Dieses Buch war, auch wenn die Sprache wirklich schwer ist, eine absolute Meisterleistung und ich sehe keinen Grund dieses Buch nicht zu lesen. Auch wenn euch Eric als Schauspieler nicht zusagt oder ihr die Rolle von Chris Lehmann nicht mögt, legt das ab. Eric und Chris sind zwei unterschiedliche Menschen und dieses Buch hat es verdient gelesen zu werden und Eric hat es verdient das man ihn nicht nur als Chris abstempelt, sondern als Menschen ansieht, der eine nicht so schöne Vergangenheit hat.

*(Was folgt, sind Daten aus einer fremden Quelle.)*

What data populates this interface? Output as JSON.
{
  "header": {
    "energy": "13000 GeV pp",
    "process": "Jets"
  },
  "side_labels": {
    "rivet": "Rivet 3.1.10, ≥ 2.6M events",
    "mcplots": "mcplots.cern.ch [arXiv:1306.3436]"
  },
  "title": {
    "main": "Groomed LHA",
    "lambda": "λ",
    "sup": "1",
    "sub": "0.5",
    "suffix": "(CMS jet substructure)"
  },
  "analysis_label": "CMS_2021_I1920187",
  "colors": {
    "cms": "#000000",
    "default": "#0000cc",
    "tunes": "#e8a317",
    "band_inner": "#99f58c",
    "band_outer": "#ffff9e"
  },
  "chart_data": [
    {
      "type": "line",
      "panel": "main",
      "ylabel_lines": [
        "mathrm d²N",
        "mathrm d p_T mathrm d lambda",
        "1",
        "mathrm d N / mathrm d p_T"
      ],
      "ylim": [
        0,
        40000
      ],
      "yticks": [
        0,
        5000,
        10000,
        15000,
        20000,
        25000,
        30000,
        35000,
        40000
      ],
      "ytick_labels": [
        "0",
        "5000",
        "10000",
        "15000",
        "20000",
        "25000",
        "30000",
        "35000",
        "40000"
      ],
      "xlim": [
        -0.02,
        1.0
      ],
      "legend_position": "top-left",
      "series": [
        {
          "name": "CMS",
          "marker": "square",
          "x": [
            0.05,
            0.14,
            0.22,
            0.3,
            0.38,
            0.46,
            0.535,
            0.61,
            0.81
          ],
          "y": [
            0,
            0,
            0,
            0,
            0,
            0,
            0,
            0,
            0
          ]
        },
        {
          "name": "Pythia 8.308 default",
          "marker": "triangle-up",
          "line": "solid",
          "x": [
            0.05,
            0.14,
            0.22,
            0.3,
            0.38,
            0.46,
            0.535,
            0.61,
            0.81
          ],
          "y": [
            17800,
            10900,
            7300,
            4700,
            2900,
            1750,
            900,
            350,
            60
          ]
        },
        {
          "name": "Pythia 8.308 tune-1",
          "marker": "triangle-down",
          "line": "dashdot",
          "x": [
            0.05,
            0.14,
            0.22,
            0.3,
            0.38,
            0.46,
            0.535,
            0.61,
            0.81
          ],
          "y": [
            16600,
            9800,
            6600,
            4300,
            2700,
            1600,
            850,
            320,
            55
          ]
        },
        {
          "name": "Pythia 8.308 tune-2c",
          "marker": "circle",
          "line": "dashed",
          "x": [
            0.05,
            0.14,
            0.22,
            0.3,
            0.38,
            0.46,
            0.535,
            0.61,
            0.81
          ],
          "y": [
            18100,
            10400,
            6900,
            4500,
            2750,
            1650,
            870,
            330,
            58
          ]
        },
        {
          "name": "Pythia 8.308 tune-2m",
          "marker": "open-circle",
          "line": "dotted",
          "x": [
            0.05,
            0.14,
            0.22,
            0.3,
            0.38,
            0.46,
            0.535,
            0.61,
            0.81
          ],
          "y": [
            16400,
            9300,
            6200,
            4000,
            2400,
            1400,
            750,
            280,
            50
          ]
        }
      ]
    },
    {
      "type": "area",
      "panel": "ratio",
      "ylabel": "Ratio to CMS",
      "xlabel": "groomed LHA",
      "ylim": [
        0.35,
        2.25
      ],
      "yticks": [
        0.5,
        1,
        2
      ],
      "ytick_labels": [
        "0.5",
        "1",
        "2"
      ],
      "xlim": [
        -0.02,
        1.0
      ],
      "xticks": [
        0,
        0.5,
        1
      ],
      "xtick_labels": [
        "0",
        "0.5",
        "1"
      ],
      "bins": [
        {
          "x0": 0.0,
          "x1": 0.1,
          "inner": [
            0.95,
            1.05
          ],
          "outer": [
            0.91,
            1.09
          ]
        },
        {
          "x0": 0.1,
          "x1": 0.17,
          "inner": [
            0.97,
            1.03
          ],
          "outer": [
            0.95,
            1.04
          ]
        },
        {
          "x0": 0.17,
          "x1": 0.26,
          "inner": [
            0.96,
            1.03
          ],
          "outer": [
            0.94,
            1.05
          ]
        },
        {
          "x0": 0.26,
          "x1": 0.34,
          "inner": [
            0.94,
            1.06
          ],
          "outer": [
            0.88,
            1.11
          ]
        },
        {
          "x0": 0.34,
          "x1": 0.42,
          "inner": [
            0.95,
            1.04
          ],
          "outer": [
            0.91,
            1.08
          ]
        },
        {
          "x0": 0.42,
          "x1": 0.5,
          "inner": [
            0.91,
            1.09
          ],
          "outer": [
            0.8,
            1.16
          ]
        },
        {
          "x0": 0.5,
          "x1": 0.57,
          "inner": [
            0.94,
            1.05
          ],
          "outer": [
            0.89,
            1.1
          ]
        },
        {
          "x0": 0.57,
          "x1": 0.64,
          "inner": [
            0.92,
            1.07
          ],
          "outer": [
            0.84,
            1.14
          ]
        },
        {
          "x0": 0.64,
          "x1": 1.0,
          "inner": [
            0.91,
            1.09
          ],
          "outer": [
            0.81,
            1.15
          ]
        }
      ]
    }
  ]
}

Und an Eric, falls du das hier irgendwann mal lesen solltest: Es ist schön das du noch da bist, es ist schön das deine Frau noch da ist und es ist so schön das ihr einen kleinen, mit Sicherheit, wundervollen Sohn habt. Danke das du deine Geschichte mit der ganzen Welt teilst. Das ist vermutlich nicht einfach. Man macht sich verletzlich damit, man bietet Menschen Angriffsfläche. Es ist, als würde man sich nackt auf den Marktplatz stellen, nur das du deine Geschichte mit ganz Deutschland und nicht nur mit einem kleinen Stadt oder einem kleinen Dorf teilst. Das ist nicht selbstverständlich. Du hättest deine Geschichte und dein Leben auch für dich behalten können, aber du machst anderen Mut damit und zeigst den Menschen das dieses Thema nicht totgeschwiegen werden darf, weil diese Droge ein Geist ist, wie du selbst sagst.Ich wünsche mir für dich, das du dein Ziel erreichst und mit deinem Buch etwas bewirken kannst, im Gesundheitsministerium und wenn es nicht klappt, dann hast du die Menschen "wenigstens" zum Teil aufgeklärt und ihnen einen Einblick in die Welt eines Methjunkies gegeben.  Hoffentlich darf ich dich bald auf einer Lesung persönlich kennen lernen.
Ich wünsche dir und deiner Familie alles Gute und nur das Beste.
#SchenkDirEinLächeln

Das Buch kriegt, ohne Frage, 5/5 Sterne von mir.